Back to full listIngredients
- Boneless skinless chicken thighs (Simple Truth® Natural or similar) ¾ lb (about 3–4 small thighs) ~$4.99 / lb (use ¾ lb)
- Soy sauce (low‑sodium recommended) 3 Tbsp, divided $0.25
- Sesame oil (toasted if possible) 2 tsp, divided $0.25
- Honey or brown sugar 1½ Tbsp $0.20
- Organic Ginger Root 1 Tbsp very finely minced (plus extra slices for garnish, optional) $3.99 / lb (use about 1 oz)
- Garlic cloves 3 cloves, minced $0.30 (from Simple Truth Organic® Garlic Bulbs, $1.99 / 3 ct)
- Rice vinegar or apple cider vinegar 1½ Tbsp $0.15
- Cornstarch 1 tsp $0.05
- Neutral oil (canola, etc.) 1 Tbsp for cooking chicken $0.15
- Organic Baby Bok Choy ½–¾ lb (3–4 small heads), halved or quartered lengthwise $2.99 / 1 lb
- Water or chicken broth ¼ cup for bok choy + ¼ cup for glaze $0.10
- Cooked rice (white or brown) 1½ cups cooked (about ½ cup dry rice per person) pantry
- Sesame seeds & green onion (optional) 1 tsp sesame seeds; 1 green onion sliced $0.40
Instructions
- Cook the rice: Rinse ½ cup dry rice under cold water. Combine with 1 cup water and a pinch of salt in a small pot. Bring to a boil on the stove, then cover and reduce to low. Simmer 15 minutes (white) or per package (brown), then rest off heat 5–10 minutes.
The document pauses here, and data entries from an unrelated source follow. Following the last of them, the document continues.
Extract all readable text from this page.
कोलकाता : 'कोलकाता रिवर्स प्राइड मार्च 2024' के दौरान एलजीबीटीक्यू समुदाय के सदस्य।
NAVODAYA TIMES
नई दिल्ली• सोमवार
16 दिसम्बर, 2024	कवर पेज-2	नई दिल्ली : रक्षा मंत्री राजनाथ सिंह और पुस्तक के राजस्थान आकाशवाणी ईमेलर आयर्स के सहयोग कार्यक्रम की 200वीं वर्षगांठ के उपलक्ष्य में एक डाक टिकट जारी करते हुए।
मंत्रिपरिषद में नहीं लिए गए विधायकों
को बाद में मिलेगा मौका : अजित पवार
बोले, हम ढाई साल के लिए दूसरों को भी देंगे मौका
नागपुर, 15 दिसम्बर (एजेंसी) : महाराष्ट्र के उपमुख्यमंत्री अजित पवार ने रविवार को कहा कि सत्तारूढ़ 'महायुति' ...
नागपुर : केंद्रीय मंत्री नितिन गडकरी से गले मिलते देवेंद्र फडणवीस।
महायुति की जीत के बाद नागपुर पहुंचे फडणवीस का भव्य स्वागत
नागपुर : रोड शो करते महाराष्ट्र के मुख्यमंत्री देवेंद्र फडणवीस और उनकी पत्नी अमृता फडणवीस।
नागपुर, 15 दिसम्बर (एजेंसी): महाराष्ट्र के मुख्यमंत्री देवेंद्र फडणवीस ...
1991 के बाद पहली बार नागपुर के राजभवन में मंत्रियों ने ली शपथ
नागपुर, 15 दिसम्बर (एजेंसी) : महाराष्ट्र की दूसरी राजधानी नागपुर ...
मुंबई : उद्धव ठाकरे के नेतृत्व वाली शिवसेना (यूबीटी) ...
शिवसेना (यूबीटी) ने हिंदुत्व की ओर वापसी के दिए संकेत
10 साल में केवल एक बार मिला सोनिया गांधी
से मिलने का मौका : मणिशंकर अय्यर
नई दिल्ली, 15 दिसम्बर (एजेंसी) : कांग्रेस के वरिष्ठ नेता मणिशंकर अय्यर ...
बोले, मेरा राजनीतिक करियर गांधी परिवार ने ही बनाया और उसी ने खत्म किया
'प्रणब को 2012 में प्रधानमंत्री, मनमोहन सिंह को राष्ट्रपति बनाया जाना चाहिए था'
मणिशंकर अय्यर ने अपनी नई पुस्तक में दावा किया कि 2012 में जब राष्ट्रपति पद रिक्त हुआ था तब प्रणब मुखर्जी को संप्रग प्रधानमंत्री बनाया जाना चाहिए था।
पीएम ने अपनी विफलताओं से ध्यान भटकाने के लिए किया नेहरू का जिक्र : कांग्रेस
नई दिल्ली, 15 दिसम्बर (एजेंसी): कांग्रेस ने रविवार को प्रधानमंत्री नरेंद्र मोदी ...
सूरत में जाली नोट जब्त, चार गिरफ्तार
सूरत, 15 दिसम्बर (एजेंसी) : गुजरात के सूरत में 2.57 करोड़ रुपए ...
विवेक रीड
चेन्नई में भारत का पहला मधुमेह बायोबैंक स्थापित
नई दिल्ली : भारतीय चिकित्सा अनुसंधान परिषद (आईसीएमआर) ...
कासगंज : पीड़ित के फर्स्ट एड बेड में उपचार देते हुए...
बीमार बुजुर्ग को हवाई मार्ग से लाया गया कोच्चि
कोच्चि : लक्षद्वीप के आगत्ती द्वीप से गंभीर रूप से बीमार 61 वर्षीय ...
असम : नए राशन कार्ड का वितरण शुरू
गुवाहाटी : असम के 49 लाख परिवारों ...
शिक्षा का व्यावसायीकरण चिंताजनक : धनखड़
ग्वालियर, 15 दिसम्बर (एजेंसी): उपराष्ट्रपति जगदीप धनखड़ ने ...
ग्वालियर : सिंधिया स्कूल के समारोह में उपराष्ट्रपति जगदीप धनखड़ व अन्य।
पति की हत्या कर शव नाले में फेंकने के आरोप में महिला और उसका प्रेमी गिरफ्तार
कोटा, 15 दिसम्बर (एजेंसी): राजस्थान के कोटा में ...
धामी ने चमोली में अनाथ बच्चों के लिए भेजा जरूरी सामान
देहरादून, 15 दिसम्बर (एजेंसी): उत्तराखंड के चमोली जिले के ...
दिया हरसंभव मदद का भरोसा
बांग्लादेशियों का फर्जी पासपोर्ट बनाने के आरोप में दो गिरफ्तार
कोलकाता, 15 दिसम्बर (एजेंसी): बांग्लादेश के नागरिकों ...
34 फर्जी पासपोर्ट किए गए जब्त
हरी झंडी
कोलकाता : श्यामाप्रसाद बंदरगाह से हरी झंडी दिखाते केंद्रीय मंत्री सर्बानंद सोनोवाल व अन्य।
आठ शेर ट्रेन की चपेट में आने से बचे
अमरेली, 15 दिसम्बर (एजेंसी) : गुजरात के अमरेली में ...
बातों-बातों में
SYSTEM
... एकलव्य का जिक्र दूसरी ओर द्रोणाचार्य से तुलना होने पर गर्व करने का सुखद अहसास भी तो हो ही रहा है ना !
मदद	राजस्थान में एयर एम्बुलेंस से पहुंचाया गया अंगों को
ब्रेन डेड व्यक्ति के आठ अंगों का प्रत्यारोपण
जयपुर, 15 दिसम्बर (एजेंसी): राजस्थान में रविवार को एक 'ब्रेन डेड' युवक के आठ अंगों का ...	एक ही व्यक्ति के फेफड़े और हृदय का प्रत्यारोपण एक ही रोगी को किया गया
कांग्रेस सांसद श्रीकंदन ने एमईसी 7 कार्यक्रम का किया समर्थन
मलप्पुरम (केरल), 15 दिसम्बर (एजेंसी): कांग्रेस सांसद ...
- Prep the marinade: In a bowl, mix 2 Tbsp soy sauce, 1 tsp sesame oil, 1 Tbsp honey/brown sugar, half the minced garlic, and half the minced ginger.
- Marinate the chicken: Pat chicken thighs dry. Add to marinade and toss to coat. Let stand 15–20 minutes at room temp while you prep vegetables and glaze.
- Make the glaze: In a small bowl, whisk remaining 1 Tbsp soy sauce, ½ Tbsp honey, remaining minced ginger and garlic, vinegar, ¼ cup water or broth, and cornstarch until smooth. Set near the stove.
- Prep bok choy: Rinse baby bok choy well, paying attention to the bases where grit can hide. Halve or quarter lengthwise, keeping cores intact so leaves stay together. Shake or pat mostly dry.
- Cook the chicken (grill or stovetop): Heat a grill or a large skillet over medium‑high. Add 1 Tbsp neutral oil to the skillet, or lightly oil grill grates. Let excess marinade drip off chicken. Cook thighs 5–7 minutes per side, until nicely browned and internal temperature reaches 165°F. Transfer to a plate and tent with foil.
- Glaze the chicken: Reduce heat to medium‑low. If using a skillet, pour glaze mixture directly into the pan, scraping up browned bits; if grilling, pour into a small pot on the stove. Simmer 1–3 minutes, stirring, until glossy and thick enough to coat a spoon. Return chicken to the pan (or brush on platter) and turn to coat in glaze.
- Sauté baby bok choy: In a separate skillet on the stove, heat remaining 1 tsp sesame oil over medium‑high. Add bok choy cut‑side down, cook 2 minutes to get some color. Add ¼ cup water or broth and a pinch of salt, cover, and steam 3–4 minutes until just tender but still bright green. Uncover and let excess liquid bubble off if needed.
- Fluff rice: Uncover rice and fluff with a fork. Taste and season with a tiny splash of soy sauce if desired.
- Serve: Divide rice between two bowls. Top with glazed chicken thighs (slice if you like) and spoon any extra glaze over the top. Add bok choy on the side. Garnish with sesame seeds, sliced green onion, and thin ginger slices if you like a little extra bite.
Health notes: Approx. 600–650 calories per serving (assuming ¾ cup cooked rice per person). High in protein and rich in vitamins A, C, and K from bok choy. Sodium can be moderate‑high from soy sauce; use low‑sodium soy to reduce.
Drink pairing: Crisp white wine like a Washington Riesling (Chateau Ste. Michelle) or a light lager pairs well with the ginger and soy flavors.